Y Tanaka - Form Matters

When critiquing art works, we look at forms first whether it’s a painting, sculpture or other media. Forms can be the physical form of a sculpture, as well as formal elements, such as scale, shape, size, composition, and color. Formalism emphasizes these formal elements in art and art making process. It can hinder a narrative content but also be self-referential. The modernism changed the value of formalism. Visual elements were celebrated and embraced rather than a reference to create an image, which was the focal point for pre-Modernists. Abstraction is not self-referential because it doesn’t remind one of something else. On the other hand, realism is self-referential, which can be easily associated with characters or something familiar, therefore, it helps developing a story, just like how a novel works. However, the definition of realism is depending on how artists view “reality”.
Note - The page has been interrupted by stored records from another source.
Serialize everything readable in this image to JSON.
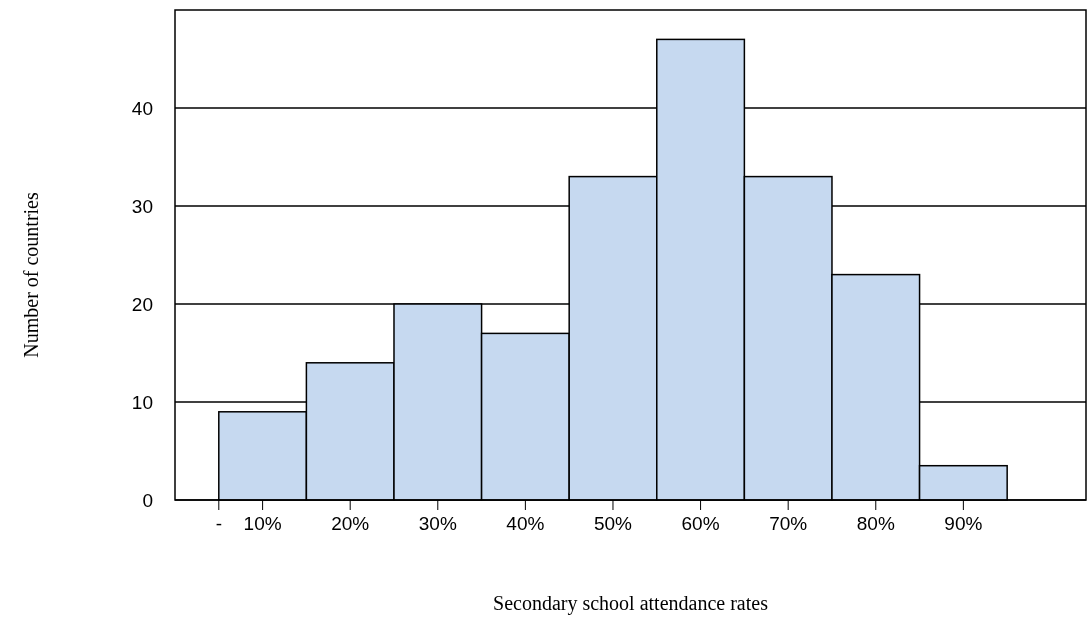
{
  "chart_data": {
    "type": "histogram",
    "xlabel": "Secondary school attendance rates",
    "ylabel": "Number of countries",
    "bins": [
      5,
      15,
      25,
      35,
      45,
      55,
      65,
      75,
      85,
      95
    ],
    "values": [
      9,
      14,
      20,
      17,
      33,
      47,
      33,
      23,
      3.5
    ],
    "color": "#c6d9f0",
    "xlim": [
      0,
      104
    ],
    "xticks": [
      {
        "value": 5,
        "label": "-"
      },
      {
        "value": 10,
        "label": "10%"
      },
      {
        "value": 20,
        "label": "20%"
      },
      {
        "value": 30,
        "label": "30%"
      },
      {
        "value": 40,
        "label": "40%"
      },
      {
        "value": 50,
        "label": "50%"
      },
      {
        "value": 60,
        "label": "60%"
      },
      {
        "value": 70,
        "label": "70%"
      },
      {
        "value": 80,
        "label": "80%"
      },
      {
        "value": 90,
        "label": "90%"
      }
    ],
    "ylim": [
      0,
      50
    ],
    "yticks": [
      0,
      10,
      20,
      30,
      40
    ],
    "grid": "y"
  }
}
When critiquing a painting, we should consider edges, line, color, composition, fields, scale, format, surface, gesture, and process. The painting is also an object, rather than surface. It can be a platform for a performance act. It is also a mechanism to deliver a narrative content. Critiquing sculptures are conducted in a similar fashion. The criteria includes, the object as well as discrete object spatial/compositional relationships, footprints, gravity, suspended pieces, pedestals, and prop-ups, ratio, the room spatial relationship, fields, the expanding, exploding, or meandering form, formal considerations within the object, mass and shape, material and process, construction, material/process as form, as action, and illusion and integrity of material. When an installation can take up an entire exhibition space, the installation piece becomes architecture. Material and process are a very integral part of the form, as well as developing a concept. For example, I constructed miniature trees, one made out of a thread, the other computer wires. I deliberately selected these materials, which I coiled one by one around tiny-trees. Both materials and the process support my concept, which depicts a technological transformation, nature versus man-made materials.

Kendall Buster and Paula Crawford often associate their content with music or writing practices, which I thought was fabulous. They said, “Greenberg argued for a kind of painting that refuses to be the carrier of a narrative, much the way a symphony is a complex structure whose emotional and expressive content relies purely on the structural relations set up by the composer. Color, line, repeated motifs are orchestrated across the surface of the canvas much the way melody, harmonic textures, and repeated motifs are arranged by the composer.” An individual visual element doesn’t mean much, just like a simple notation. But if it’s combined with one or more elements (e.g., one or more notations), it gives a meaning/life, just like creating a complex the structure/system or having an orchestra. Interesting comparison…… and yes, form matters.